11/09/2018

Bonne et heureuse, la nouvelle année de Hilel Garmi !

La troisième condamnation en prison pour l’objecteur de conscience israélien Hilel Garmi tombe au moment de à la nouvelle année juive. Garmi refuse le service comme bien d’autres jeunes avant lui, il cite notamment les idées de résistance non-violente d’un des penseurs gazaoui de la Grande Marche de Retour, Ahmed Abou Artema. Enas Fares Ghannam a expliqué comment Artema, qu'elle appelle Ratima,déjà en 2011, inspiré par le printemps arabe, a eu l’idée d’un grand rassemblement pacifique aux frontières avec l’Etat d’Israël pour demander d’appliquer des droits humains élémentaires.
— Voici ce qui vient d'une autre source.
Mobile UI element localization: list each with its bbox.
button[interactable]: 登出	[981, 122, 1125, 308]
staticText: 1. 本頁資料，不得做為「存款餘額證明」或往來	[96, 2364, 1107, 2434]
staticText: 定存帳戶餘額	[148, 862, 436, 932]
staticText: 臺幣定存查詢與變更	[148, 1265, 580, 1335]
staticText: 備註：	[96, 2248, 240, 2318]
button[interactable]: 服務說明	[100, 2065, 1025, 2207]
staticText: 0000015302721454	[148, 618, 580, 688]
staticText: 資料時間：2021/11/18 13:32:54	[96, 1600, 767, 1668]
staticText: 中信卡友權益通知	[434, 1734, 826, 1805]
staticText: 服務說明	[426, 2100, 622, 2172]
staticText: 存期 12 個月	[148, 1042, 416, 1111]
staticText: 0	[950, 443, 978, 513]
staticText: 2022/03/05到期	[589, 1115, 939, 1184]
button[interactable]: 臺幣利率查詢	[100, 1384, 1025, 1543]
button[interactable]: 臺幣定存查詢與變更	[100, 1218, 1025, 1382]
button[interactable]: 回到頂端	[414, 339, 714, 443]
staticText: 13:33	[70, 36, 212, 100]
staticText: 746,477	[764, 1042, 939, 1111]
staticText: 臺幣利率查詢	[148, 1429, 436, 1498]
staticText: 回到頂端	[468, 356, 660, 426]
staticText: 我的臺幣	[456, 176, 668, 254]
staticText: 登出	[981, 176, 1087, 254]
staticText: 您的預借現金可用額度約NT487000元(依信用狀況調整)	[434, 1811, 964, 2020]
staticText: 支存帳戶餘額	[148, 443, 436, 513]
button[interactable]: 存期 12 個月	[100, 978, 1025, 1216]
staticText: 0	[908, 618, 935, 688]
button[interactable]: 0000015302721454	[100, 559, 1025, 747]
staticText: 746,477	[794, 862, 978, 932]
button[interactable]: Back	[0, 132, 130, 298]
Artema et deux autres collègues de la société civil disaient entre eux que la situation spécialement critique à Gaza était un moment propice pour essayer cette approche, en visant, à la longue, un seul état « avec des Palestiniens et le peuple juif réunis sous un gouvernement élu par les deux parties. »

Ratima (ou Artema) était idéaliste. Garmi l’est aussi. Un article récent en anglais du + 972 mag, une traduction d’un article à l’origine en hébreu, relate le raisonnement expressif de ce jeune de 18 ans. Je le traduis ici en français.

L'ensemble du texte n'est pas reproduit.